Maybe I don’t linger at bus stops for pleasure, maybe it’s a way to see other people escape. Get out of here. Same goes for looking out windows most of the time. 


Maybe I smoke cigarettes at my old high school because I miss being there. 


Maybe I rearrange my apartment, because I’ll never like the way it looks, or more importantly the way it feels. 


Maybe I hang old things on my wall to keep memories intact, close. 


Maybe staying up late feels better, because I’m scared of what the day will bring. 


Maybe I want that freckle to move, for something to change with me that I have evidence of. 

Maybe I moved 5 blocks down from the house I grew up in to play it safe. I could have moved hours away, even a few states over. Sparky left me enough to do so. 

Maybe a child would be nice one day. 


Maybe I’ll take night classes down the road. 


Maybe all the stuff I’m doing, trying, my current life, is all trial and error. 


Maybe that’s being in your 20s, maybe that’s the whole thing. 
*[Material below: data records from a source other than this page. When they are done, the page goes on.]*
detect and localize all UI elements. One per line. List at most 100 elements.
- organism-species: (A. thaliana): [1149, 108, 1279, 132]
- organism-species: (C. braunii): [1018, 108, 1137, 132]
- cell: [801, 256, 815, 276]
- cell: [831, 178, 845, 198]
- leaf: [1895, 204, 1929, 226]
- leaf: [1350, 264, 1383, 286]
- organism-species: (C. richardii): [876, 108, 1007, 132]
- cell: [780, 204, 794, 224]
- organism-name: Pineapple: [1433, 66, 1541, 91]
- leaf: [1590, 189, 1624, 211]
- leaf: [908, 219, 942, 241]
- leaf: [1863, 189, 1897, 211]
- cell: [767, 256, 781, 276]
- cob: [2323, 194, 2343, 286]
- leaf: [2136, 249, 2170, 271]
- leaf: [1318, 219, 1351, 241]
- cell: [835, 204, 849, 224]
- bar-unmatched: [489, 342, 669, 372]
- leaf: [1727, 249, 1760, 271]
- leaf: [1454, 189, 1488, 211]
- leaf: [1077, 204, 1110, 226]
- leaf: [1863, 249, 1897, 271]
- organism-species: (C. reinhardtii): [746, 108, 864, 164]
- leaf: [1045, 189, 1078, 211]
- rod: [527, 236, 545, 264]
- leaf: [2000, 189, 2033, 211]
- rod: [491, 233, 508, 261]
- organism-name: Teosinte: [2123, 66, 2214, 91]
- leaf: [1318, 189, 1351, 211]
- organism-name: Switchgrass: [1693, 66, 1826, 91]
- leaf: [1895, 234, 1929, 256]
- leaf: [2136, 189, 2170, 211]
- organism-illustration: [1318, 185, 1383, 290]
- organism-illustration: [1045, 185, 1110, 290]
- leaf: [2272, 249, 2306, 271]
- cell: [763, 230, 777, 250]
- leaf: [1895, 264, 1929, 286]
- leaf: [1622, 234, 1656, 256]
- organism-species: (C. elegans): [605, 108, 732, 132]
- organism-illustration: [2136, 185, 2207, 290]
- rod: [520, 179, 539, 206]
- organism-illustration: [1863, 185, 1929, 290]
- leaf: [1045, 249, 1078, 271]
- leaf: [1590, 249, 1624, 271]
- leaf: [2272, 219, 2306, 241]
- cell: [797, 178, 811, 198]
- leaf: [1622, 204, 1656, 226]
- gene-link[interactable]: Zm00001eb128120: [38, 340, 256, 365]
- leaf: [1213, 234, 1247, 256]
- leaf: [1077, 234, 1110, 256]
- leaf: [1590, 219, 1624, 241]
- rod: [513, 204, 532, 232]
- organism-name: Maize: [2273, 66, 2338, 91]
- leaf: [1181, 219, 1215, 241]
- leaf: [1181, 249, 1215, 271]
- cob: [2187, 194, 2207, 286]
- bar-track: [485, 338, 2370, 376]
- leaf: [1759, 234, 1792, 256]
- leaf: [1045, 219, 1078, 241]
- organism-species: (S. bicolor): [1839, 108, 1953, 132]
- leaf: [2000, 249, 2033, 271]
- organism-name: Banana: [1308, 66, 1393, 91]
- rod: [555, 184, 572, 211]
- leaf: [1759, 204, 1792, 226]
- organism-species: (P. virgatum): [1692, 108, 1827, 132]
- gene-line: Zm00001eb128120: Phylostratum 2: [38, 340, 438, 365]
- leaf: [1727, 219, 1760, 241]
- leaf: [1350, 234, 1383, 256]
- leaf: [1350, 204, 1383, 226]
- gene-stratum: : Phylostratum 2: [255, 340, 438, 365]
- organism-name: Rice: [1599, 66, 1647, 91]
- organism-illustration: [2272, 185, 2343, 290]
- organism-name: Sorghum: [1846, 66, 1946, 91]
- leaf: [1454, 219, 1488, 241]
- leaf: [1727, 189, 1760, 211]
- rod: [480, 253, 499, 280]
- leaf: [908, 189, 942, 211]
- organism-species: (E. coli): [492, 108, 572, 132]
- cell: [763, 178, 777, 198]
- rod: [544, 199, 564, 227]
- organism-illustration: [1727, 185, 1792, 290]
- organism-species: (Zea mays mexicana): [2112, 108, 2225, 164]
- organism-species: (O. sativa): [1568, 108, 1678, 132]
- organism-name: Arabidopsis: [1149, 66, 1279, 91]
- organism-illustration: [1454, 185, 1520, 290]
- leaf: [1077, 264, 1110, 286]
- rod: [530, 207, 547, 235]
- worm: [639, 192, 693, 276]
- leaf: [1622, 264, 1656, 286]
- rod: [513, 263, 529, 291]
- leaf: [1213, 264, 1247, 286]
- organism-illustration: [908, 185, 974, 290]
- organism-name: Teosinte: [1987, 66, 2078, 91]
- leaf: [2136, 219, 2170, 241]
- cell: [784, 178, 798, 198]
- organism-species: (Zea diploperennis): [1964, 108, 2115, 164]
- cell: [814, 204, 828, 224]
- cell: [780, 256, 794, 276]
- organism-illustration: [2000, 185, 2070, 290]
Maybe not, who the hell knows? I certainly don’t. 

I don’t want to do nothing, I know that’s not what I want. I know, because I can feel it. Felt it my whole life and if I ever didn’t, it was there. There's a desire somewhere in here to do something, be someone. I can sense it.

I want to paint houses. Or something like that. That’s what I want to do. I want my clothes to be teemed with paint spots, and arrays of colors. I want to work in ladders and jumpsuits and Sherman Williams’s. I want to hang out on roofs while eating my bag lunch, looking out on the neighborhood. I want to dip my brush into a tin of paint and call that my exercise for the day. I want to do this until I’m old and withered. I want to paint houses. But maybe that will change.